水たまりに薄く氷のはった夜、旅路で宝石をよく見せるための加工についての話

 しんと透き通る、静かで寒い夜だった。

 一歩進むごとに、ぱり、ぱりと薄氷が砕ける音が続く。寒さと疲れでそのうち息が上がってきたが、前を歩く師匠にはまったくそんな様子がなく、日中の街道を歩くような足並みだった。

 冷たい空気に肺が痛くなってきて、これ以上は進めないと思い始めた頃、師匠が止まった。

「疲れたか」

「……いえ……ッ、大丈夫です」

 声をかけられたことに心底ほっとしたのに、そんな言葉を返してしまう。僕のことなどお見通しの師匠は、前を向いたままくくっと笑った。

「次はきっと、お前一人で来ることになる。
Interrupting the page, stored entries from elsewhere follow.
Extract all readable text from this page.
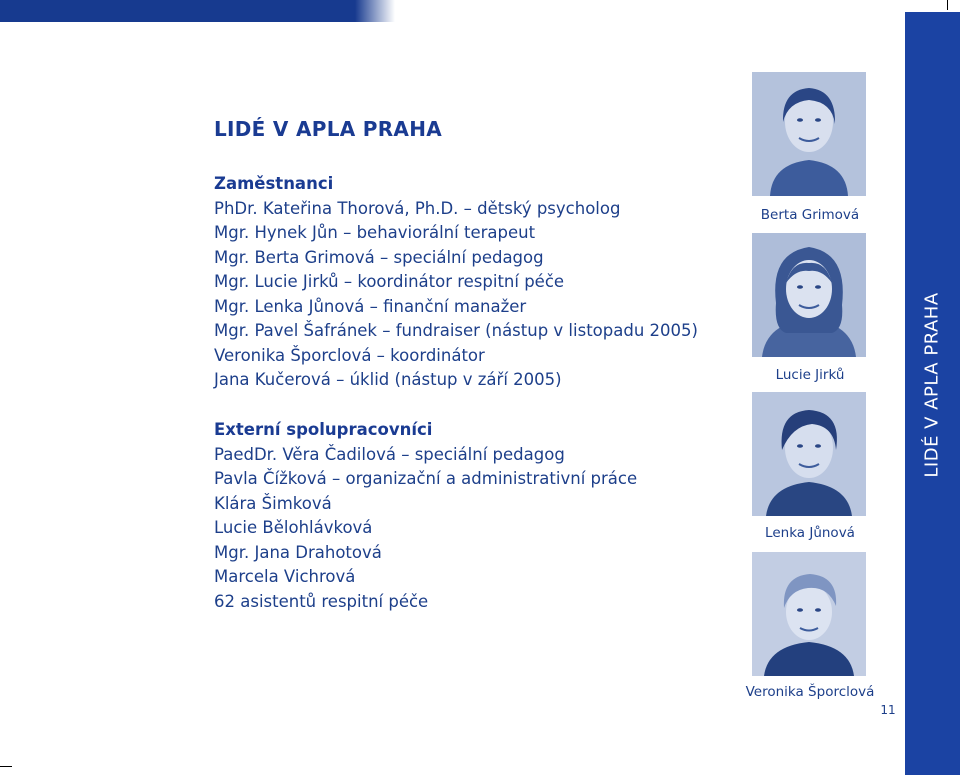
LIDÉ V APLA PRAHA
Zaměstnanci
PhDr. Kateřina Thorová, Ph.D. – dětský psycholog
Mgr. Hynek Jůn – behaviorální terapeut
Mgr. Berta Grimová – speciální pedagog
Mgr. Lucie Jirků – koordinátor respitní péče
Mgr. Lenka Jůnová – finanční manažer
Mgr. Pavel Šafránek – fundraiser (nástup v listopadu 2005)
Veronika Šporclová – koordinátor
Jana Kučerová – úklid (nástup v září 2005)
Externí spolupracovníci
PaedDr. Věra Čadilová – speciální pedagog
Pavla Čížková – organizační a administrativní práce
Klára Šimková
Lucie Bělohlávková
Mgr. Jana Drahotová
Marcela Vichrová
62 asistentů respitní péče
Berta Grimová
Lucie Jirků
Lenka Jůnová
Veronika Šporclová
LIDÉ V APLA PRAHA
11
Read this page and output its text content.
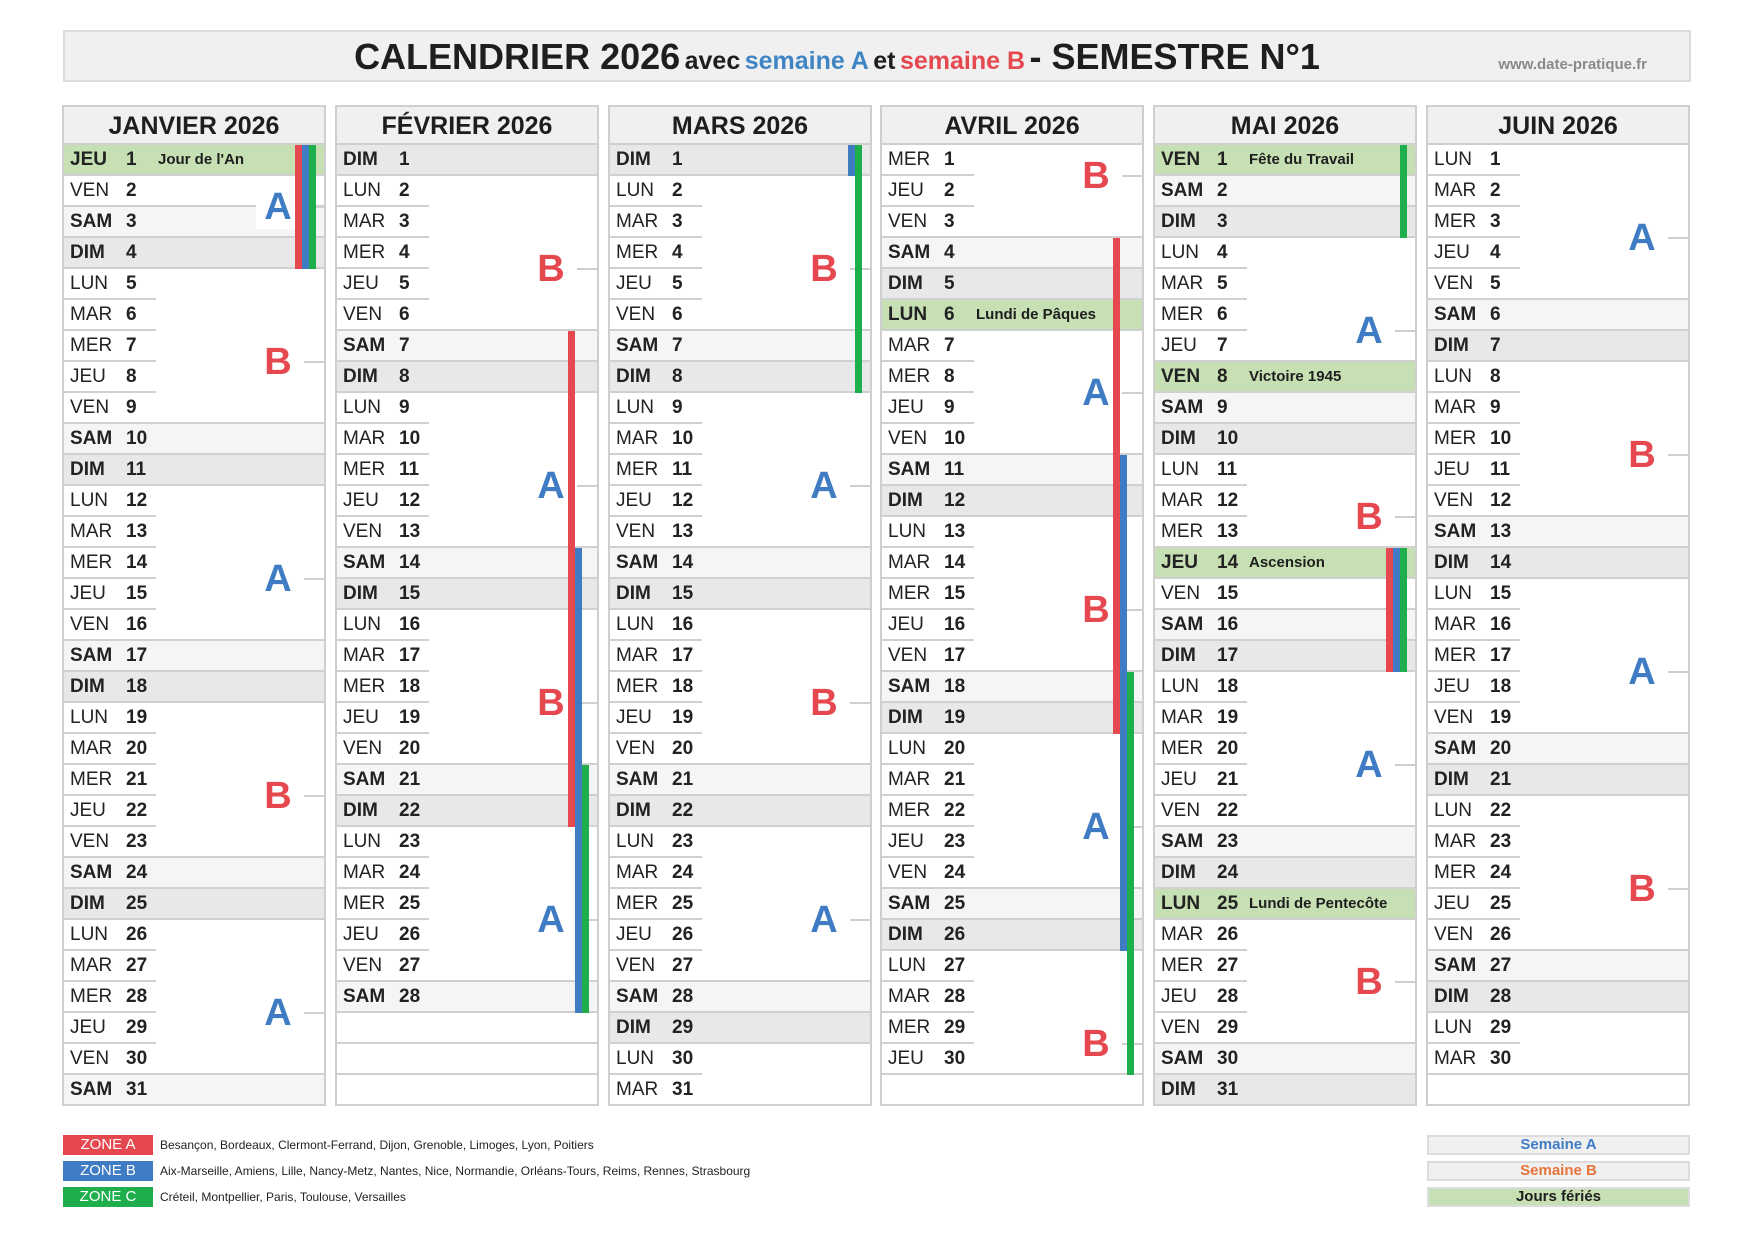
CALENDRIER 2026 avec semaine A et semaine B - SEMESTRE N°1	www.date-pratique.fr
JANVIER 2026
JEU	1	Jour de l'An
VEN 2
SAM 3
DIM	4
LUN 5
MAR 6
MER 7
JEU	8
VEN 9
SAM 10
DIM	11
LUN 12
MAR 13
MER 14
JEU	15
VEN 16
SAM 17
DIM	18
LUN 19
MAR 20
MER 21
JEU	22
VEN 23
SAM 24
DIM	25
LUN 26
MAR 27
MER 28
JEU	29
VEN 30
SAM 31
A
B
A
B
A
FÉVRIER 2026
DIM	1
LUN 2
MAR 3
MER 4
JEU	5
VEN 6
SAM 7
DIM	8
LUN 9
MAR 10
MER 11
JEU	12
VEN 13
SAM 14
DIM	15
LUN 16
MAR 17
MER 18
JEU	19
VEN 20
SAM 21
DIM	22
LUN 23
MAR 24
MER 25
JEU	26
VEN 27
SAM 28
B
A
B
A
MARS 2026
DIM	1
LUN 2
MAR 3
MER 4
JEU	5
VEN 6
SAM 7
DIM	8
LUN 9
MAR 10
MER 11
JEU	12
VEN 13
SAM 14
DIM	15
LUN 16
MAR 17
MER 18
JEU	19
VEN 20
SAM 21
DIM	22
LUN 23
MAR 24
MER 25
JEU	26
VEN 27
SAM 28
DIM	29
LUN 30
MAR 31
B
A
B
A
AVRIL 2026
MER 1
JEU	2
VEN 3
SAM 4
DIM	5
LUN 6	Lundi de Pâques
MAR 7
MER 8
JEU	9
VEN 10
SAM 11
DIM	12
LUN 13
MAR 14
MER 15
JEU	16
VEN 17
SAM 18
DIM	19
LUN 20
MAR 21
MER 22
JEU	23
VEN 24
SAM 25
DIM	26
LUN 27
MAR 28
MER 29
JEU	30
B
A
B
A
B
MAI 2026
VEN 1	Fête du Travail
SAM 2
DIM	3
LUN 4
MAR 5
MER 6
JEU	7
VEN 8	Victoire 1945
SAM 9
DIM	10
LUN 11
MAR 12
MER 13
JEU	14 Ascension
VEN 15
SAM 16
DIM	17
LUN 18
MAR 19
MER 20
JEU	21
VEN 22
SAM 23
DIM	24
LUN 25 Lundi de Pentecôte
MAR 26
MER 27
JEU	28
VEN 29
SAM 30
DIM	31
A
B
A
B
JUIN 2026
LUN 1
MAR 2
MER 3
JEU	4
VEN 5
SAM 6
DIM	7
LUN 8
MAR 9
MER 10
JEU	11
VEN 12
SAM 13
DIM	14
LUN 15
MAR 16
MER 17
JEU	18
VEN 19
SAM 20
DIM	21
LUN 22
MAR 23
MER 24
JEU	25
VEN 26
SAM 27
DIM	28
LUN 29
MAR 30
A
B
A
B
ZONE A	Besançon, Bordeaux, Clermont-Ferrand, Dijon, Grenoble, Limoges, Lyon, Poitiers
ZONE B	Aix-Marseille, Amiens, Lille, Nancy-Metz, Nantes, Nice, Normandie, Orléans-Tours, Reims, Rennes, Strasbourg
ZONE C	Créteil, Montpellier, Paris, Toulouse, Versailles
Semaine A
Semaine B
Jours fériés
よく覚えておけよ」

 そんなことを言われても、辺りは暗く、目印もない。途方に暮れていると、師匠がそばにしゃがみ込み、手袋を外された。師匠の手は素手なのに、ごつごつと節くれ立っていて硬く、皮の手袋をしているようだった。

「これが、一番美しく輝く場所だ。この輝きを、覚えておけ」

 師匠と僕の指には同じ宝石で出来た指輪がはめられている。星の光を受けたそれは、今までに見たことがないくらいきらきら、きらきらと光っていた。

「さあ、星の光を集めるぞ」

 はい、と答え、荷物を下ろす。師匠も、僕のそれより倍くらい大きい荷物を背から下ろし、小さな包みを広げていった。
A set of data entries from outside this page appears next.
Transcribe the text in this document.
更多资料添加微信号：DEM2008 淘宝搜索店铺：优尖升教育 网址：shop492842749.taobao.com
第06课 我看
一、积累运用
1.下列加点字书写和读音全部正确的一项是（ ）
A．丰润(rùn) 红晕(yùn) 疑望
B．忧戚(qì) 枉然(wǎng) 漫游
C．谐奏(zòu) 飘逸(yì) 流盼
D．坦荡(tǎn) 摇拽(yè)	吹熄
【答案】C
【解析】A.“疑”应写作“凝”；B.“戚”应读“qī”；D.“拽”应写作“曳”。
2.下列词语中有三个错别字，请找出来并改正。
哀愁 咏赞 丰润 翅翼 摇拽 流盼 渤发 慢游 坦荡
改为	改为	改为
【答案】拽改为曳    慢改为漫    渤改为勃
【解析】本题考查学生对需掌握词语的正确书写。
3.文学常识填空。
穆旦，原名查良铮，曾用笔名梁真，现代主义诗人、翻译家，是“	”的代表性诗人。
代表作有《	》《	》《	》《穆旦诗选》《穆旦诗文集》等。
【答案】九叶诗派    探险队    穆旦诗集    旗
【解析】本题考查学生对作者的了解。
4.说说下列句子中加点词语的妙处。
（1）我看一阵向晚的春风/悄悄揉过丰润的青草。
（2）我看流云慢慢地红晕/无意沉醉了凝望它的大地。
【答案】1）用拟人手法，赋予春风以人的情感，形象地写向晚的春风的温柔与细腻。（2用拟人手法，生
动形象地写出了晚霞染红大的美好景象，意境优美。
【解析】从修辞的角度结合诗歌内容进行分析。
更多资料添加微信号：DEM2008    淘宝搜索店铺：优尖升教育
「空気が澄んでいる冬の、月の光が混ざらない新月の日にやるんだぞ」

「はい」

「これより上に行くと、もう雪が積もっていて下手したら死ぬから、時期と場所にはよく気を付けろ」

「はい」

 道中でも何度か聞いた注意事項に答えながら、紙に包まれた宝石を一つ一つ取り出す。師匠は道具箱から取り出した錐で、岩場の水たまりに張った氷に穴を開けていった。
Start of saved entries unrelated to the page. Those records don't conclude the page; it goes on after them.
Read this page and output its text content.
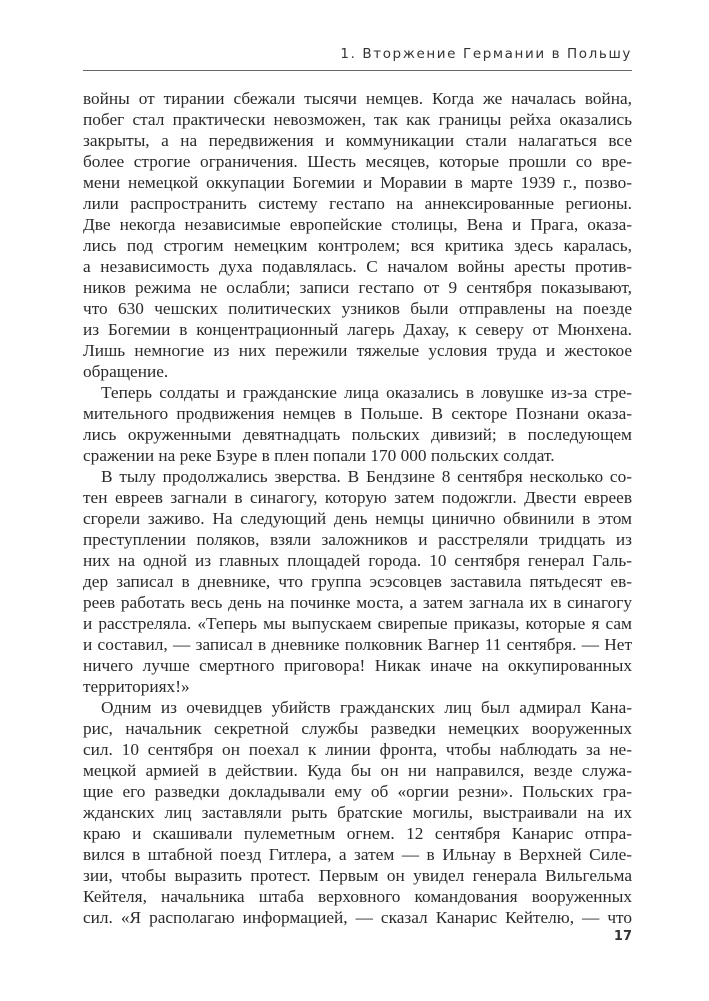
1. Вторжение Германии в Польшу
войны от тирании сбежали тысячи немцев. Когда же началась война,
побег стал практически невозможен, так как границы рейха оказались
закрыты, а на передвижения и коммуникации стали налагаться все
более строгие ограничения. Шесть месяцев, которые прошли со вре-
мени немецкой оккупации Богемии и Моравии в марте 1939 г., позво-
лили распространить систему гестапо на аннексированные регионы.
Две некогда независимые европейские столицы, Вена и Прага, оказа-
лись под строгим немецким контролем; вся критика здесь каралась,
а независимость духа подавлялась. С началом войны аресты против-
ников режима не ослабли; записи гестапо от 9 сентября показывают,
что 630 чешских политических узников были отправлены на поезде
из Богемии в концентрационный лагерь Дахау, к северу от Мюнхена.
Лишь немногие из них пережили тяжелые условия труда и жестокое
обращение.
Теперь солдаты и гражданские лица оказались в ловушке из-за стре-
мительного продвижения немцев в Польше. В секторе Познани оказа-
лись окруженными девятнадцать польских дивизий; в последующем
сражении на реке Бзуре в плен попали 170 000 польских солдат.
В тылу продолжались зверства. В Бендзине 8 сентября несколько со-
тен евреев загнали в синагогу, которую затем подожгли. Двести евреев
сгорели заживо. На следующий день немцы цинично обвинили в этом
преступлении поляков, взяли заложников и расстреляли тридцать из
них на одной из главных площадей города. 10 сентября генерал Галь-
дер записал в дневнике, что группа эсэсовцев заставила пятьдесят ев-
реев работать весь день на починке моста, а затем загнала их в синагогу
и расстреляла. «Теперь мы выпускаем свирепые приказы, которые я сам
и составил, — записал в дневнике полковник Вагнер 11 сентября. — Нет
ничего лучше смертного приговора! Никак иначе на оккупированных
территориях!»
Одним из очевидцев убийств гражданских лиц был адмирал Кана-
рис, начальник секретной службы разведки немецких вооруженных
сил. 10 сентября он поехал к линии фронта, чтобы наблюдать за не-
мецкой армией в действии. Куда бы он ни направился, везде служа-
щие его разведки докладывали ему об «оргии резни». Польских гра-
жданских лиц заставляли рыть братские могилы, выстраивали на их
краю и скашивали пулеметным огнем. 12 сентября Канарис отпра-
вился в штабной поезд Гитлера, а затем — в Ильнау в Верхней Силе-
зии, чтобы выразить протест. Первым он увидел генерала Вильгельма
Кейтеля, начальника штаба верховного командования вооруженных
сил. «Я располагаю информацией, — сказал Канарис Кейтелю, — что
17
「ちょうど良い大きさにするんだぞ。まあ、失敗して大きくしすぎたら、でかい石をあてがえばいい」

 やってみろ、と錐を渡されたので、師匠の倍は時間をかけて穴を開けた。指で穴を確認した師匠は、うんとうなずいたのでほっとした。

「見ていろよ」

 師匠は石をひとつ取り、穴にはめた。じっと見ていると、薄氷の下の水面に映っていた星の光が、すう、と石に吸い込まれていく。

「すごい」

 思わず言葉がこぼれ、師匠はまた、くくっと笑った。

「よく見せたいのがあれば、ひとつの水たまりにひとつの石にするんだ。よりたくさん、星の光を取り込むからな」

「はい」

「並べて、あとは待つだけだ」

「はい」

 僕がばかみたいに繰り返したせいか、師匠はわざとらしくため息をついた。

「不安だなァ、お前に任せられるのか」

「だ、大丈夫です! 全部覚えました!」

 安心して欲しくて力強くそう返すと、大きな声で、また、笑った。